The most commonly discussed legislation would be a "download fee" applied to every ISP bill which would be paid to the music and film companies.

All of that is well and good, but I read nothing in the FT piece and heard nothing in the BBC interview about regulating the music and film industries to force them to make their content easily and readily available over the Internet.

Of course there are people who don’t want to pay for their music and films, but I believe that vast majority of downloaders are people like me who would gladly pay if the content was available to purchase when I wanted it in the format I want it.

Let’s take The Dark Night. Let’s say that I’d really rather watch it at home on my big screen. I know I can get it on bit torrent so I do that. If it was available to be purchased the same day it went live in the theaters, I’d be happy to pay $20 for the right to watch it at home. But the film companies want to maintain their release windows so it’s not available. So its to bit torrent that I and thousands of others go.

Last month I wanted to purchase a new music album from a band I like. I went to emusic and amazon mp3. It wasn’t available. It was available exclusively on iTunes in DRM format. Screw that. I can’t play DRM’d music on my Sonos or Request systems. It’s of little to no use to me in DRM format. So I bought the CD on Amazon but also downloaded it on limewire so I could listen while I waited for the CD to show up.

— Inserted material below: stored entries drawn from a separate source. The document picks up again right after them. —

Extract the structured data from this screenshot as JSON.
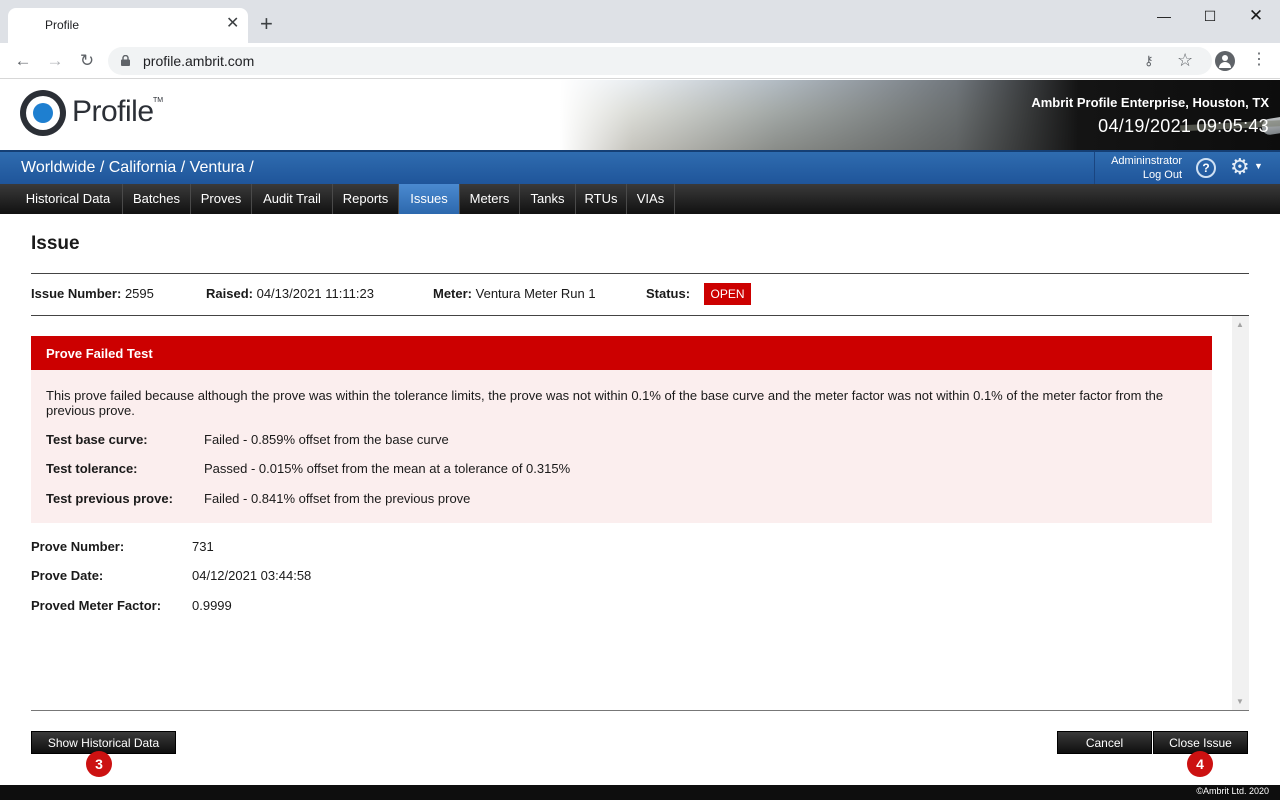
{
  "browser": {
    "tab_title": "Profile",
    "tab_close": "✕",
    "new_tab": "+",
    "window_minimize": "—",
    "window_maximize": "☐",
    "window_close": "✕",
    "url": "profile.ambrit.com",
    "icons": [
      "back-icon",
      "forward-icon",
      "reload-icon",
      "lock-icon",
      "key-icon",
      "star-icon",
      "account-icon",
      "menu-icon"
    ]
  },
  "header": {
    "logo_text": "Profile",
    "logo_tm": "TM",
    "company": "Ambrit Profile Enterprise, Houston, TX",
    "datetime": "04/19/2021 09:05:43"
  },
  "breadcrumb": "Worldwide / California / Ventura /",
  "user": {
    "name": "Admininstrator",
    "logout": "Log Out"
  },
  "menu": {
    "items": [
      {
        "label": "Historical Data"
      },
      {
        "label": "Batches"
      },
      {
        "label": "Proves"
      },
      {
        "label": "Audit Trail"
      },
      {
        "label": "Reports"
      },
      {
        "label": "Issues",
        "active": true
      },
      {
        "label": "Meters"
      },
      {
        "label": "Tanks"
      },
      {
        "label": "RTUs"
      },
      {
        "label": "VIAs"
      }
    ]
  },
  "issue": {
    "title": "Issue",
    "number_label": "Issue Number:",
    "number_value": "2595",
    "raised_label": "Raised:",
    "raised_value": "04/13/2021 11:11:23",
    "meter_label": "Meter:",
    "meter_value": "Ventura Meter Run 1",
    "status_label": "Status:",
    "status_value": "OPEN"
  },
  "alert": {
    "title": "Prove Failed Test",
    "description": "This prove failed because although the prove was within the tolerance limits, the prove was not within 0.1% of the base curve and the meter factor was not within 0.1% of the meter factor from the previous prove.",
    "tests": [
      {
        "label": "Test base curve:",
        "value": "Failed - 0.859% offset from the base curve"
      },
      {
        "label": "Test tolerance:",
        "value": "Passed - 0.015% offset from the mean at a tolerance of 0.315%"
      },
      {
        "label": "Test previous prove:",
        "value": "Failed - 0.841% offset from the previous prove"
      }
    ]
  },
  "prove": {
    "number_label": "Prove Number:",
    "number_value": "731",
    "date_label": "Prove Date:",
    "date_value": "04/12/2021 03:44:58",
    "factor_label": "Proved Meter Factor:",
    "factor_value": "0.9999"
  },
  "buttons": {
    "historical": "Show Historical Data",
    "cancel": "Cancel",
    "close_issue": "Close Issue"
  },
  "markers": {
    "historical": "3",
    "close_issue": "4"
  },
  "footer": "©Ambrit Ltd. 2020",
  "colors": {
    "accent_red": "#cc0000",
    "nav_blue": "#2f6cb0",
    "active_tab": "#2c68ad"
  }
}
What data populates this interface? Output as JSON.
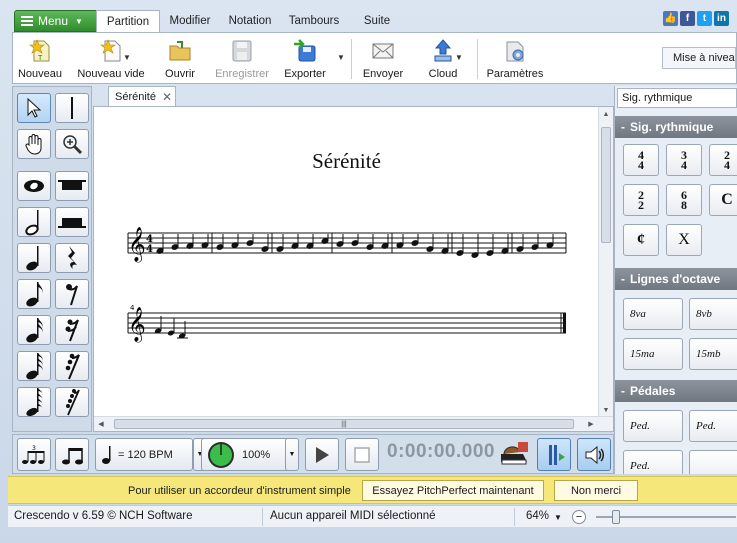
{
  "menu": {
    "label": "Menu"
  },
  "tabs": [
    "Partition",
    "Modifier",
    "Notation",
    "Tambours",
    "Suite"
  ],
  "toolbar": {
    "new": "Nouveau",
    "new_blank": "Nouveau vide",
    "open": "Ouvrir",
    "save": "Enregistrer",
    "export": "Exporter",
    "send": "Envoyer",
    "cloud": "Cloud",
    "settings": "Paramètres",
    "upgrade": "Mise à niveau"
  },
  "document": {
    "tab_title": "Sérénité",
    "score_title": "Sérénité"
  },
  "right_panel": {
    "dropdown": "Sig. rythmique",
    "sections": [
      "Sig. rythmique",
      "Lignes d'octave",
      "Pédales"
    ],
    "time_signatures": [
      [
        "4",
        "4"
      ],
      [
        "3",
        "4"
      ],
      [
        "2",
        "4"
      ],
      [
        "2",
        "2"
      ],
      [
        "6",
        "8"
      ],
      [
        "C",
        ""
      ],
      [
        "¢",
        ""
      ],
      [
        "X",
        ""
      ]
    ],
    "octave_lines": [
      "8va",
      "8vb",
      "15ma",
      "15mb"
    ],
    "pedals": [
      "Ped.",
      "Ped.",
      "Ped.",
      ""
    ]
  },
  "transport": {
    "tempo": "= 120 BPM",
    "speed": "100%",
    "time": "0:00:00.000"
  },
  "notification": {
    "message": "Pour utiliser un accordeur d'instrument simple",
    "try_button": "Essayez PitchPerfect maintenant",
    "no_button": "Non merci"
  },
  "status": {
    "version": "Crescendo v 6.59 © NCH Software",
    "midi": "Aucun appareil MIDI sélectionné",
    "zoom": "64%"
  },
  "colors": {
    "menu_green": "#2f8d2b",
    "notify_yellow": "#f6e77a",
    "header_gray": "#7a828c"
  }
}
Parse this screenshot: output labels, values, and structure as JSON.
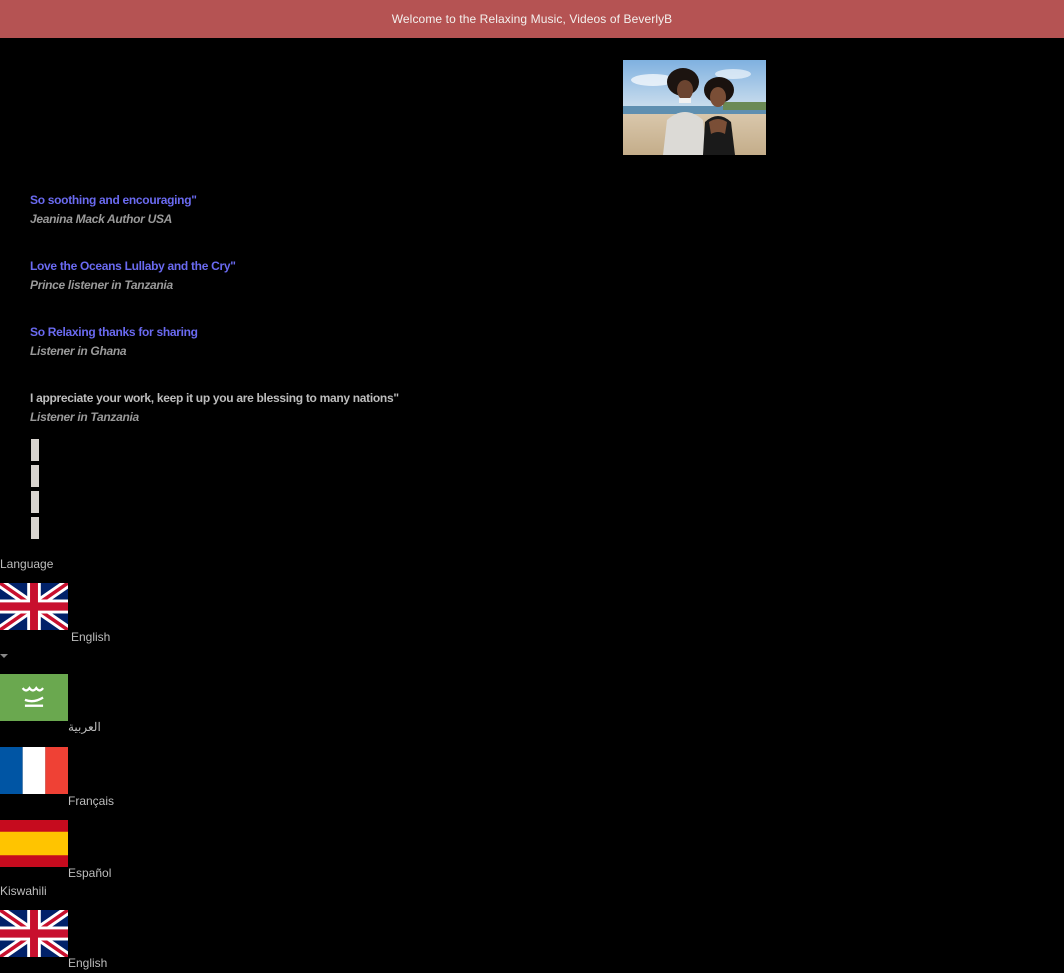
{
  "announcement": "Welcome to the Relaxing Music, Videos of BeverlyB",
  "hero_image": {
    "alt": "Two women smiling on a beach"
  },
  "testimonials": [
    {
      "quote": "So soothing and encouraging\"",
      "author": "Jeanina Mack Author USA",
      "accent": "#6a6af0"
    },
    {
      "quote": "Love the Oceans Lullaby and the Cry\"",
      "author": "Prince listener in Tanzania",
      "accent": "#6a6af0"
    },
    {
      "quote": "So Relaxing thanks for sharing",
      "author": "Listener in Ghana",
      "accent": "#6a6af0"
    },
    {
      "quote": "I appreciate your work, keep it up you are blessing to many nations\"",
      "author": "Listener in Tanzania",
      "accent": "#bdbdbd"
    }
  ],
  "language_switcher": {
    "title": "Language",
    "current": {
      "label": "English",
      "flag": "uk-flag"
    },
    "options": [
      {
        "label": "العربية",
        "flag": "saudi-flag"
      },
      {
        "label": "Français",
        "flag": "france-flag"
      },
      {
        "label": "Español",
        "flag": "spain-flag"
      },
      {
        "label": "Kiswahili",
        "flag": ""
      },
      {
        "label": "English",
        "flag": "uk-flag"
      }
    ]
  },
  "colors": {
    "announcement_bg": "#b55353",
    "page_bg": "#000000",
    "quote_accent": "#6a6af0"
  }
}
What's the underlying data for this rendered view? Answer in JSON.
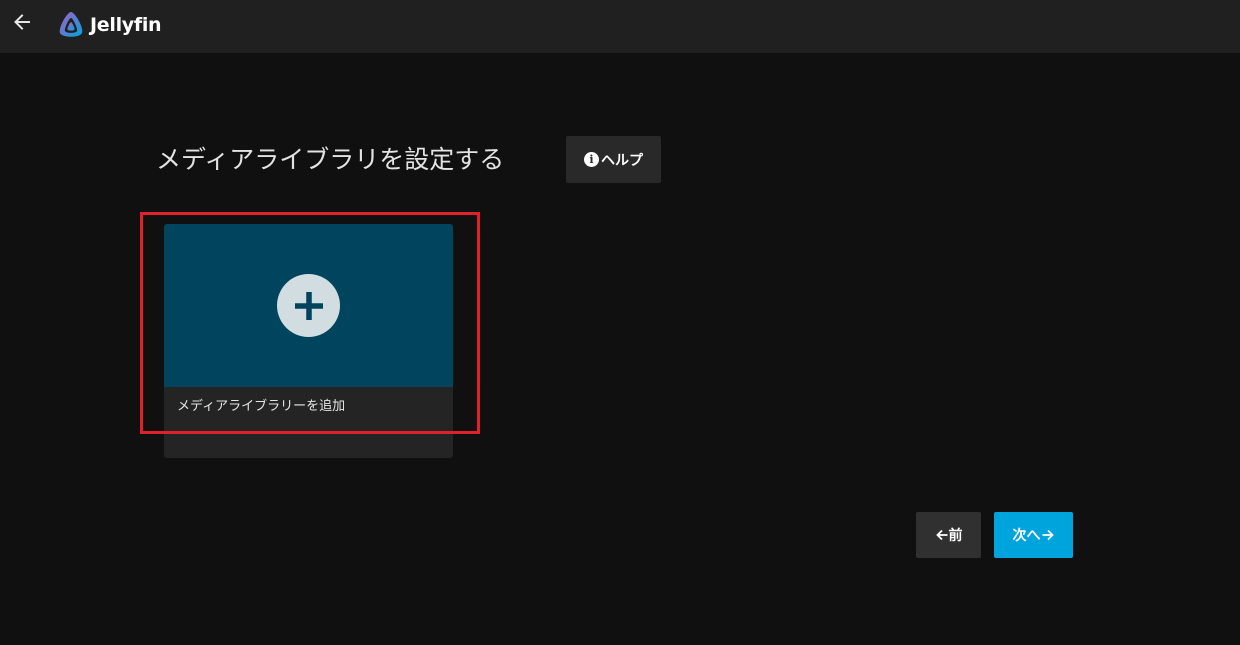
{
  "header": {
    "app_name": "Jellyfin",
    "back_icon": "arrow-left-icon",
    "logo_icon": "jellyfin-logo-icon"
  },
  "page": {
    "title": "メディアライブラリを設定する"
  },
  "help_button": {
    "icon": "info-icon",
    "icon_glyph": "i",
    "label": "ヘルプ"
  },
  "add_library_card": {
    "icon": "plus-icon",
    "label": "メディアライブラリーを追加"
  },
  "nav": {
    "prev_label": "前",
    "next_label": "次へ"
  },
  "colors": {
    "background": "#101010",
    "header": "#202020",
    "card_image": "#00445e",
    "accent": "#00a4dc",
    "highlight": "#e0202a"
  }
}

The solution to the downloading promblem is not simply to plug the hole at the ISP level. First, its not fair to impose a fee on every ISP customer when not everyone downloads. It would be fair to impose a downloading fee for those who want to download, and maybe it will come to that. But we all know that it will be very easy to hack around that technology.

The real solution is to give the customers what they want which is simple, easy, affordable, instant access to the content they want at a reasonable price. When and if the content owners do that, they will be on their way to solving the download problem. If they don’t do it themselves, we should regulate them and force them to do it.